III. Backdoor Hearsay

        In his first point, Wilson asserts that the trial court, over proper objection, allowed Detective Stanton to recount to the jury that Wilson’s statement concerning his role as a mere lookout did not match any other statements from any other witnesses.  Wilson contends the objected to testimony amounted to harmful, erroneous “backdoor” hearsay as to those other statements.

        During the guilt/innocence stage of the trial, Detective Stanton testified concerning a statement given by Wilson, part of which indicated that he was only a lookout during the robbery.  Detective Stanton was asked if any of the other witnesses in the case gave him a version of the events along those lines.  Following a hearsay objection, the prosecutor was instructed to rephrase the question.  The prosecutor then asked: “Have you heard this version of [Wilson’s] just being the lookout from anyone other than [Wilson]?”  Following another hearsay objection, the court overruled the objection and Detective Stanton testified that, “[t]hat was the first version I’d heard quite like that.”  Because there were six total employees in the restaurant at the time of the robbery, not all of whom testified at trial, Wilson asserts that this allowed the detective to testify what other individuals told him about the role Wilson played in the robbery, and was therefore hearsay.
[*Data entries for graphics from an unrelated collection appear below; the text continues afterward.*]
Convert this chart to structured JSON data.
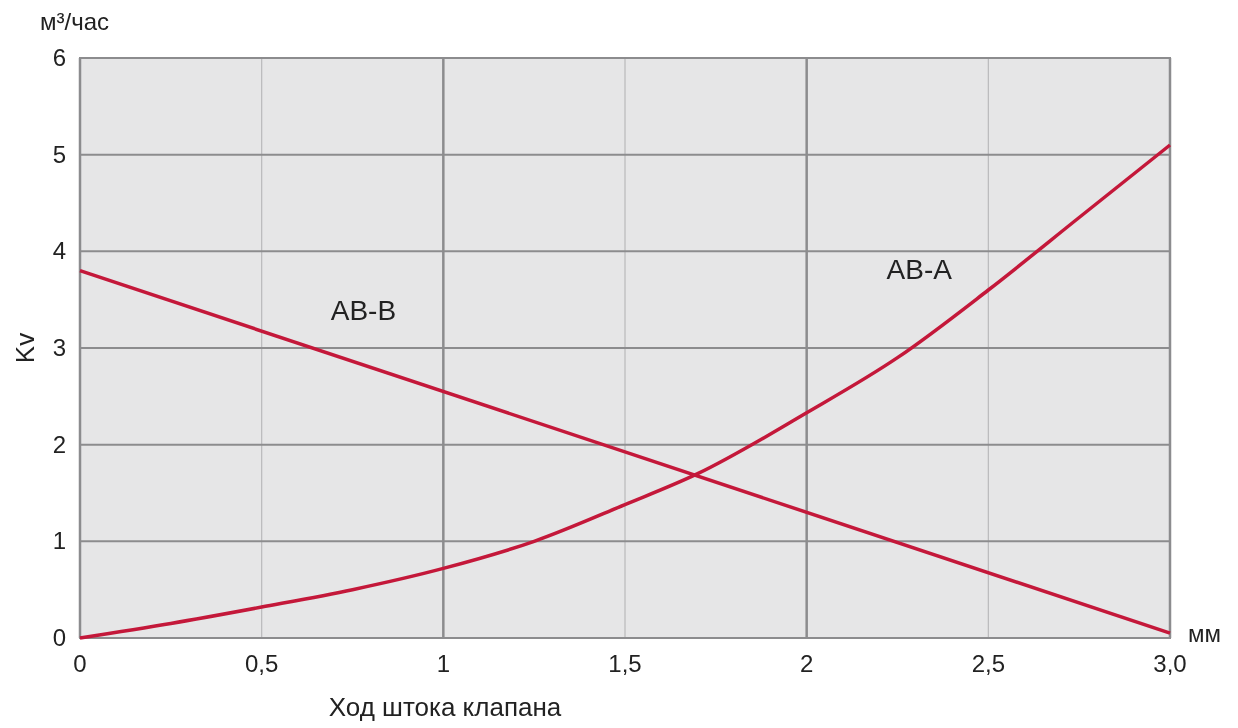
{
  "chart_data": {
    "type": "line",
    "xlabel": "Ход штока клапана",
    "ylabel": "Kv",
    "annotations": [
      "м³/час",
      "мм"
    ],
    "xlim": [
      0,
      3
    ],
    "ylim": [
      0,
      6
    ],
    "xticks": [
      0,
      {
        "value": 0.5,
        "label": "0,5"
      },
      1,
      {
        "value": 1.5,
        "label": "1,5"
      },
      2,
      {
        "value": 2.5,
        "label": "2,5"
      },
      {
        "value": 3,
        "label": "3,0"
      }
    ],
    "yticks": [
      0,
      1,
      2,
      3,
      4,
      5,
      6
    ],
    "grid": true,
    "marker": "none",
    "line_style": "solid",
    "series": [
      {
        "name": "AB-B",
        "color": "#c4183a",
        "x": [
          0,
          3
        ],
        "values": [
          3.8,
          0.05
        ]
      },
      {
        "name": "AB-A",
        "color": "#c4183a",
        "x": [
          0,
          0.25,
          0.5,
          0.75,
          1,
          1.25,
          1.5,
          1.7,
          2,
          2.25,
          2.5,
          2.75,
          3
        ],
        "values": [
          0,
          0.15,
          0.32,
          0.5,
          0.72,
          1.0,
          1.38,
          1.7,
          2.33,
          2.9,
          3.6,
          4.35,
          5.1
        ]
      }
    ]
  }
}
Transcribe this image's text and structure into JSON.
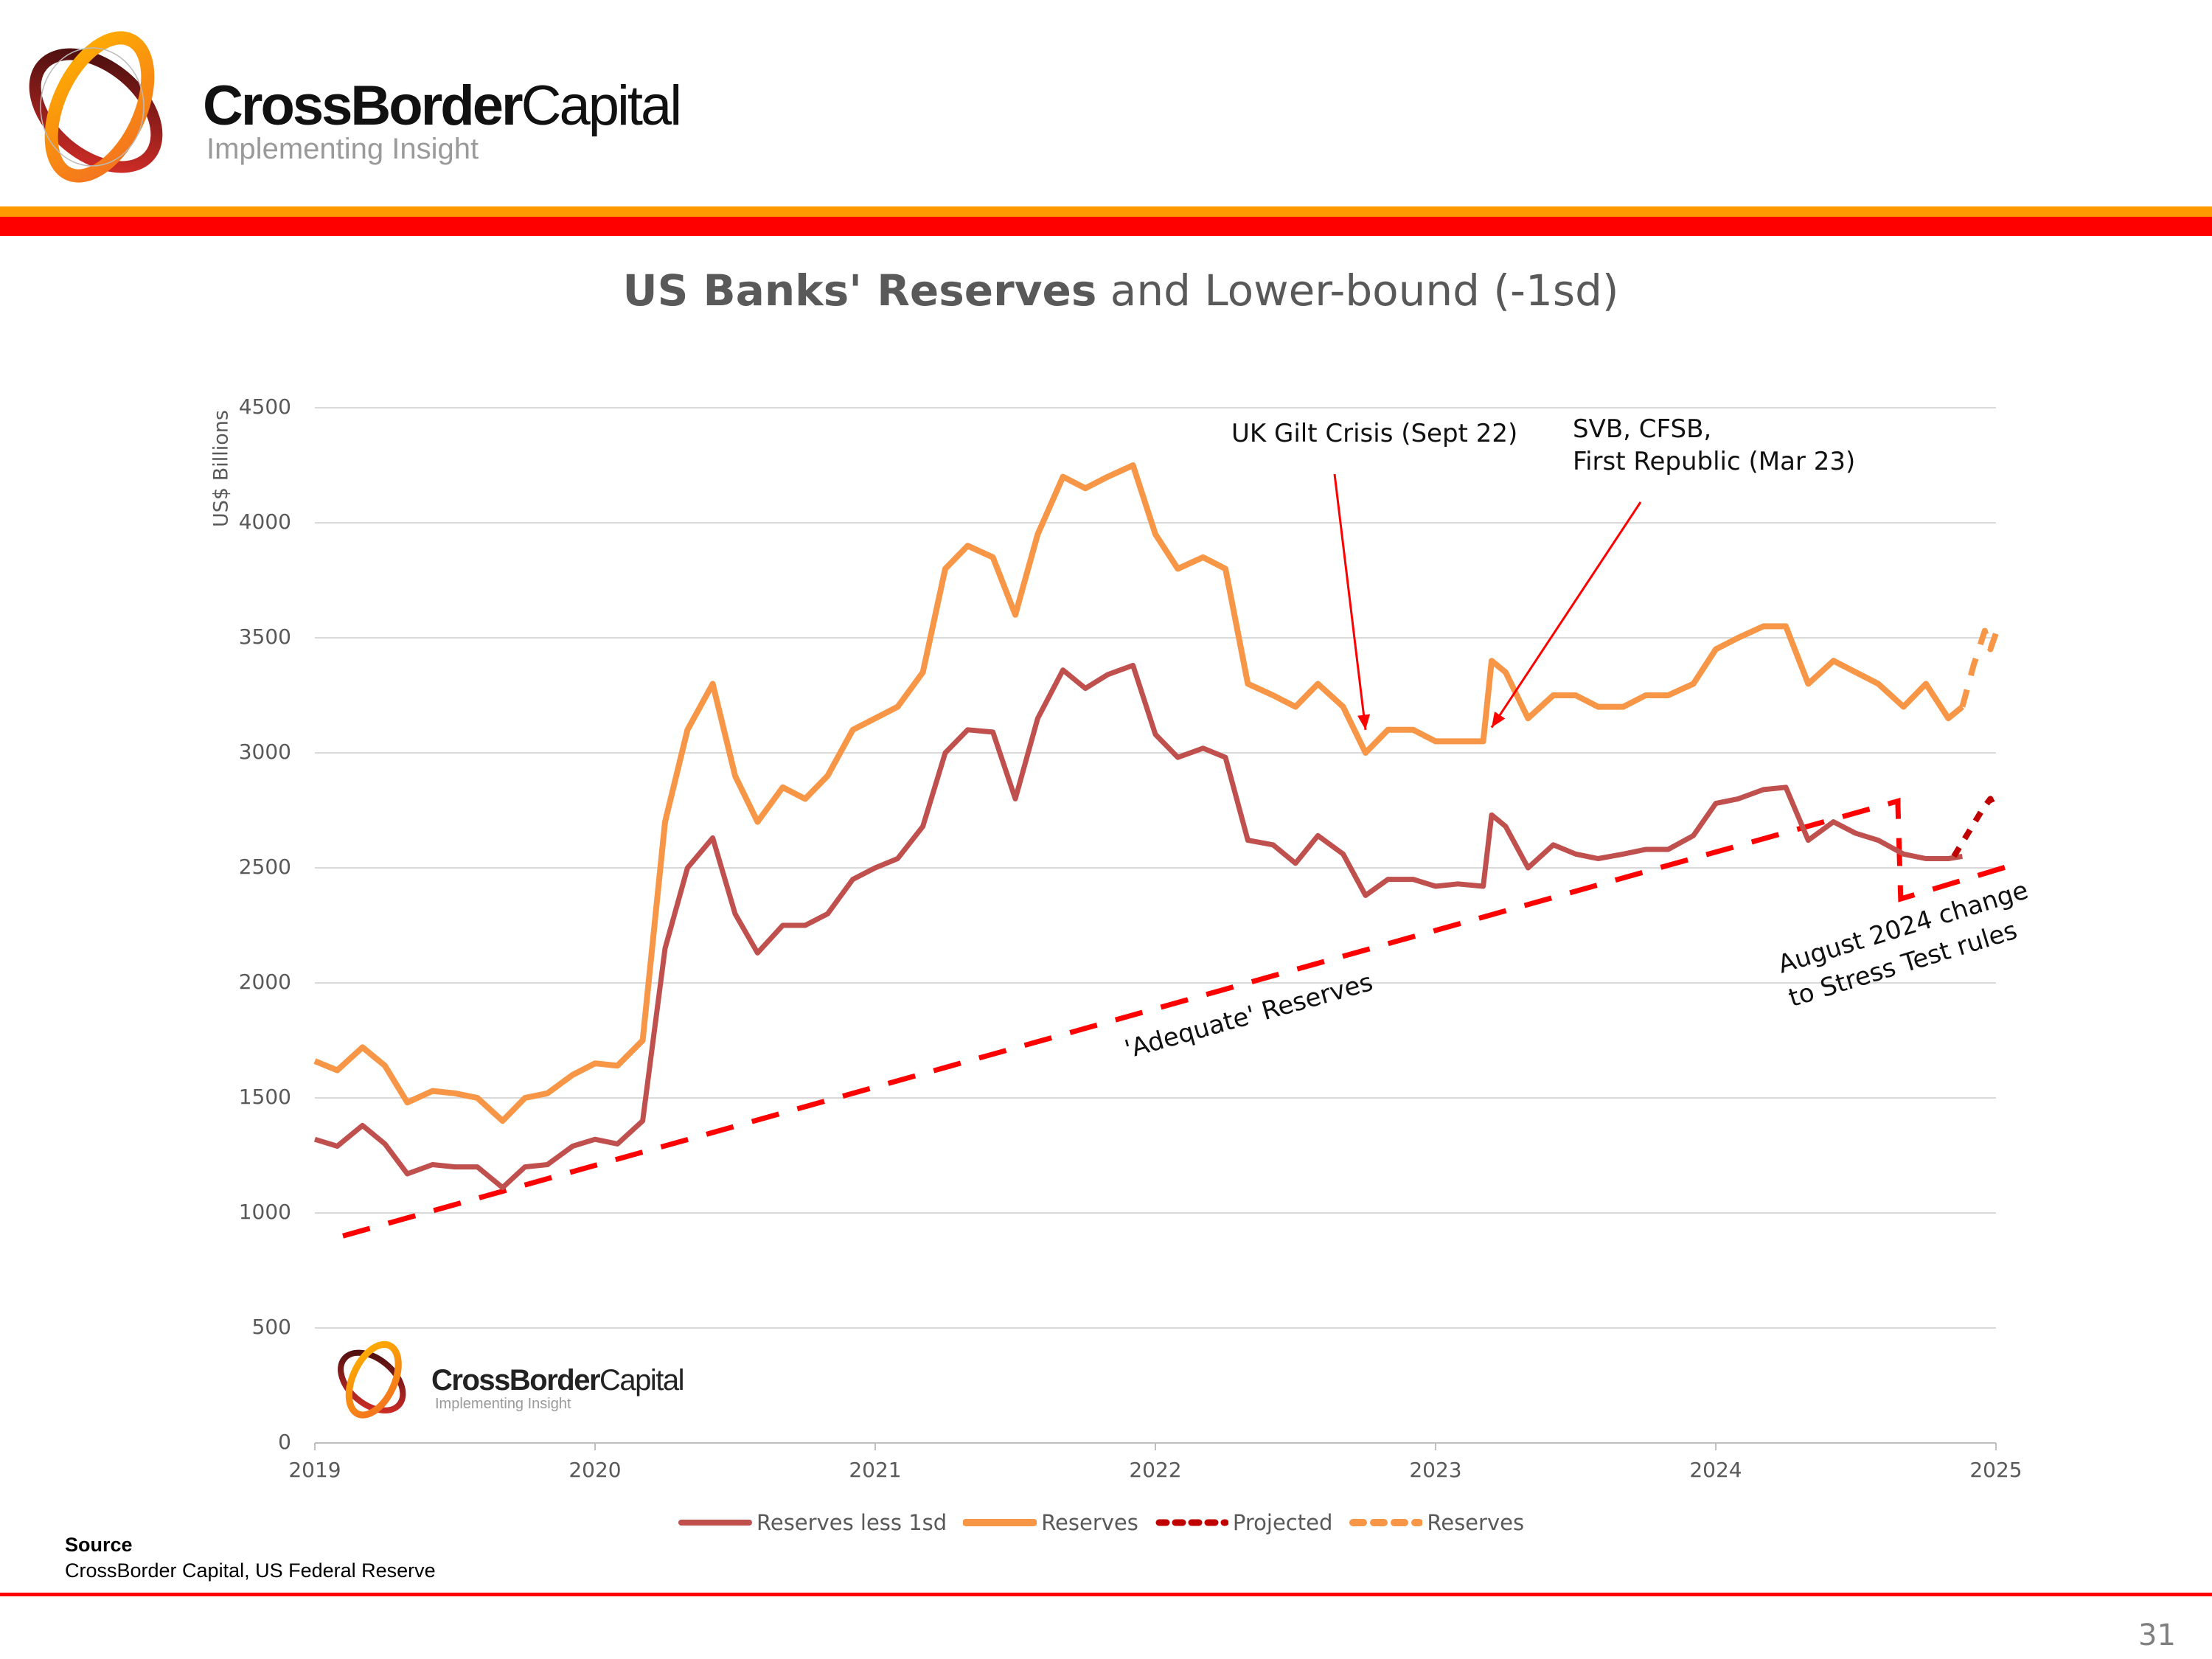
{
  "header": {
    "brand_bold": "CrossBorder",
    "brand_light": "Capital",
    "tagline": "Implementing Insight",
    "colors": {
      "orange_bar": "#ff9900",
      "red_bar": "#ff0000"
    }
  },
  "chart_data": {
    "type": "line",
    "title_bold": "US Banks' Reserves",
    "title_rest": "and Lower-bound (-1sd)",
    "ylabel": "US$ Billions",
    "xlabel": "",
    "xlim": [
      2019,
      2025
    ],
    "ylim": [
      0,
      4500
    ],
    "x_ticks": [
      "2019",
      "2020",
      "2021",
      "2022",
      "2023",
      "2024",
      "2025"
    ],
    "y_ticks": [
      "0",
      "500",
      "1000",
      "1500",
      "2000",
      "2500",
      "3000",
      "3500",
      "4000",
      "4500"
    ],
    "grid": true,
    "legend_position": "bottom",
    "series": [
      {
        "name": "Reserves less 1sd",
        "color": "#c0504d",
        "style": "solid",
        "x": [
          2019.0,
          2019.08,
          2019.17,
          2019.25,
          2019.33,
          2019.42,
          2019.5,
          2019.58,
          2019.67,
          2019.75,
          2019.83,
          2019.92,
          2020.0,
          2020.08,
          2020.17,
          2020.25,
          2020.33,
          2020.42,
          2020.5,
          2020.58,
          2020.67,
          2020.75,
          2020.83,
          2020.92,
          2021.0,
          2021.08,
          2021.17,
          2021.25,
          2021.33,
          2021.42,
          2021.5,
          2021.58,
          2021.67,
          2021.75,
          2021.83,
          2021.92,
          2022.0,
          2022.08,
          2022.17,
          2022.25,
          2022.33,
          2022.42,
          2022.5,
          2022.58,
          2022.67,
          2022.75,
          2022.83,
          2022.92,
          2023.0,
          2023.08,
          2023.17,
          2023.2,
          2023.25,
          2023.33,
          2023.42,
          2023.5,
          2023.58,
          2023.67,
          2023.75,
          2023.83,
          2023.92,
          2024.0,
          2024.08,
          2024.17,
          2024.25,
          2024.33,
          2024.42,
          2024.5,
          2024.58,
          2024.67,
          2024.75,
          2024.83,
          2024.88
        ],
        "y": [
          1320,
          1290,
          1380,
          1300,
          1170,
          1210,
          1200,
          1200,
          1110,
          1200,
          1210,
          1290,
          1320,
          1300,
          1400,
          2150,
          2500,
          2630,
          2300,
          2130,
          2250,
          2250,
          2300,
          2450,
          2500,
          2540,
          2680,
          3000,
          3100,
          3090,
          2800,
          3150,
          3360,
          3280,
          3340,
          3380,
          3080,
          2980,
          3020,
          2980,
          2620,
          2600,
          2520,
          2640,
          2560,
          2380,
          2450,
          2450,
          2420,
          2430,
          2420,
          2730,
          2680,
          2500,
          2600,
          2560,
          2540,
          2560,
          2580,
          2580,
          2640,
          2780,
          2800,
          2840,
          2850,
          2620,
          2700,
          2650,
          2620,
          2560,
          2540,
          2540,
          2550
        ]
      },
      {
        "name": "Reserves",
        "color": "#f79646",
        "style": "solid",
        "x": [
          2019.0,
          2019.08,
          2019.17,
          2019.25,
          2019.33,
          2019.42,
          2019.5,
          2019.58,
          2019.67,
          2019.75,
          2019.83,
          2019.92,
          2020.0,
          2020.08,
          2020.17,
          2020.25,
          2020.33,
          2020.42,
          2020.5,
          2020.58,
          2020.67,
          2020.75,
          2020.83,
          2020.92,
          2021.0,
          2021.08,
          2021.17,
          2021.25,
          2021.33,
          2021.42,
          2021.5,
          2021.58,
          2021.67,
          2021.75,
          2021.83,
          2021.92,
          2022.0,
          2022.08,
          2022.17,
          2022.25,
          2022.33,
          2022.42,
          2022.5,
          2022.58,
          2022.67,
          2022.75,
          2022.83,
          2022.92,
          2023.0,
          2023.08,
          2023.17,
          2023.2,
          2023.25,
          2023.33,
          2023.42,
          2023.5,
          2023.58,
          2023.67,
          2023.75,
          2023.83,
          2023.92,
          2024.0,
          2024.08,
          2024.17,
          2024.25,
          2024.33,
          2024.42,
          2024.5,
          2024.58,
          2024.67,
          2024.75,
          2024.83,
          2024.88
        ],
        "y": [
          1660,
          1620,
          1720,
          1640,
          1480,
          1530,
          1520,
          1500,
          1400,
          1500,
          1520,
          1600,
          1650,
          1640,
          1750,
          2700,
          3100,
          3300,
          2900,
          2700,
          2850,
          2800,
          2900,
          3100,
          3150,
          3200,
          3350,
          3800,
          3900,
          3850,
          3600,
          3950,
          4200,
          4150,
          4200,
          4250,
          3950,
          3800,
          3850,
          3800,
          3300,
          3250,
          3200,
          3300,
          3200,
          3000,
          3100,
          3100,
          3050,
          3050,
          3050,
          3400,
          3350,
          3150,
          3250,
          3250,
          3200,
          3200,
          3250,
          3250,
          3300,
          3450,
          3500,
          3550,
          3550,
          3300,
          3400,
          3350,
          3300,
          3200,
          3300,
          3150,
          3200
        ]
      },
      {
        "name": "Projected",
        "color": "#c00000",
        "style": "dotted",
        "x": [
          2024.85,
          2024.9,
          2024.95,
          2024.98,
          2025.0
        ],
        "y": [
          2550,
          2650,
          2750,
          2800,
          2750
        ]
      },
      {
        "name": "Reserves",
        "color": "#f79646",
        "style": "dashed",
        "x": [
          2024.88,
          2024.92,
          2024.96,
          2024.98,
          2025.0
        ],
        "y": [
          3200,
          3380,
          3530,
          3450,
          3520
        ]
      }
    ],
    "reference_line": {
      "label": "'Adequate' Reserves",
      "color": "#ff0000",
      "style": "dashed",
      "x": [
        2019.1,
        2024.65,
        2024.65,
        2024.66,
        2025.08
      ],
      "y": [
        900,
        2790,
        2770,
        2365,
        2520
      ]
    },
    "annotations": [
      {
        "id": "uk-gilt",
        "lines": [
          "UK Gilt Crisis (Sept 22)"
        ],
        "arrow_to": [
          2022.75,
          3100
        ]
      },
      {
        "id": "svb",
        "lines": [
          "SVB, CFSB,",
          "First Republic (Mar 23)"
        ],
        "arrow_to": [
          2023.2,
          3110
        ]
      },
      {
        "id": "stress-test",
        "lines": [
          "August 2024 change",
          "to Stress Test rules"
        ]
      }
    ]
  },
  "watermark": {
    "brand_bold": "CrossBorder",
    "brand_light": "Capital",
    "tagline": "Implementing Insight"
  },
  "footer": {
    "source_label": "Source",
    "source_text": "CrossBorder Capital, US Federal Reserve",
    "page_number": "31"
  }
}
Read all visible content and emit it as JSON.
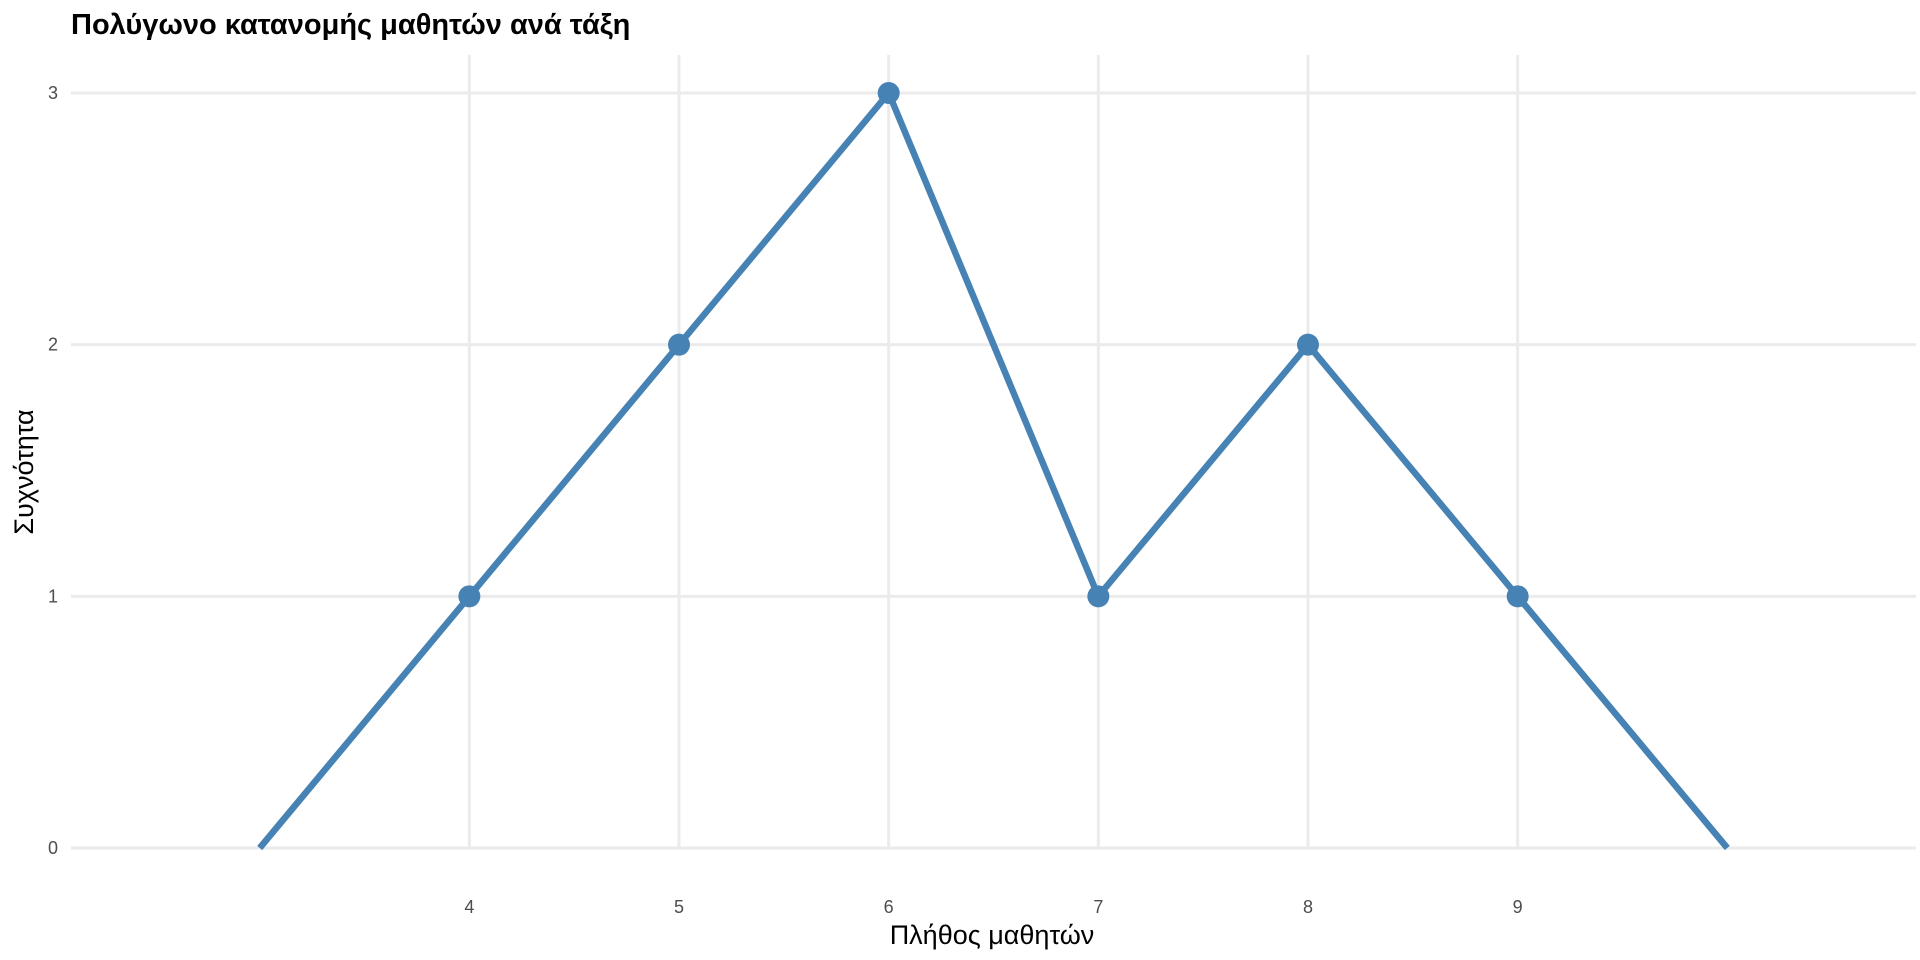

        Turning to the Texas Rules of Evidence, hearsay for the purpose of this case is defined as an “oral or written verbal expression,” other than one made by Detective Stanton while testifying, offered into evidence to prove the truth of the assertion that Wilson was not a mere lookout during the robbery. Tex. R. Evid. 801(a), (d).  Such statements are, of course, inadmissible absent an exception to the hearsay rule.  Tex. R. Evid. 802.  Sometimes when hearsay is not allowed entry in the front door of the courtroom, a rear door entry is attempted.  “Backdoor” hearsay is testimony which infers or indirectly details to the jury what someone else said without repeating the words directly.  For example, in Schaffer v. State, Schaffer claimed to have been acting as a police informer for an officer named Jimmy Seals.  777 S.W.2d 111, 113-14 (Tex. Crim. App. 1989).  A narcotics officer had spoken to Jimmy Seals about Schaffer’s testimony and, upon questioning, indicated that he would not ask the State to drop the charges against Schaffer based on his conversation with Seals.  Id.  In response to a hearsay objection, the State argued that no statement made by Seals had been received into evidence and therefore, there was no hearsay problem.  The Court of Criminal Appeals disagreed, concluding that the State was, in essence, attempting to do “indirectly what it could not do directly.”  Id. at 113-14.  The court stated:

[W]here there is an inescapable conclusion that a piece of evidence is being offered to prove statements made outside the courtroom, a party may not circumvent the hearsay prohibition through artful questioning designed to elicit hearsay indirectly.  In short, ‘statement’ as defined in [Rule 801(a)] necessarily includes proof of the statement whether the proof is direct or indirect.

 
 

Id. at 114.  The court then went on to find that the sole intent of the narcotics investigator’s testimony was to convey to the jury what Seals had told him, that is, Schaffer was not an informant, and the investigator’s answer was hearsay although he did not directly quote Seals’ out-of-court statement.  Id.

        Here, the State attempts to argue that the testimony concerning Detective Stanton’s conversations with other witnesses did not lead to an inescapable conclusion about the substance of those statements. That dog won’t hunt.2  The testimony of Detective Stanton is clearly synonymous with testimony that statements of the other witnesses to the robbery were that Wilson was not a mere lookout, but was in fact a participant, as in fact those other witnesses who were called to testify, did so testify.  We hold that the statement was indirect hearsay and was erroneously admitted into evidence.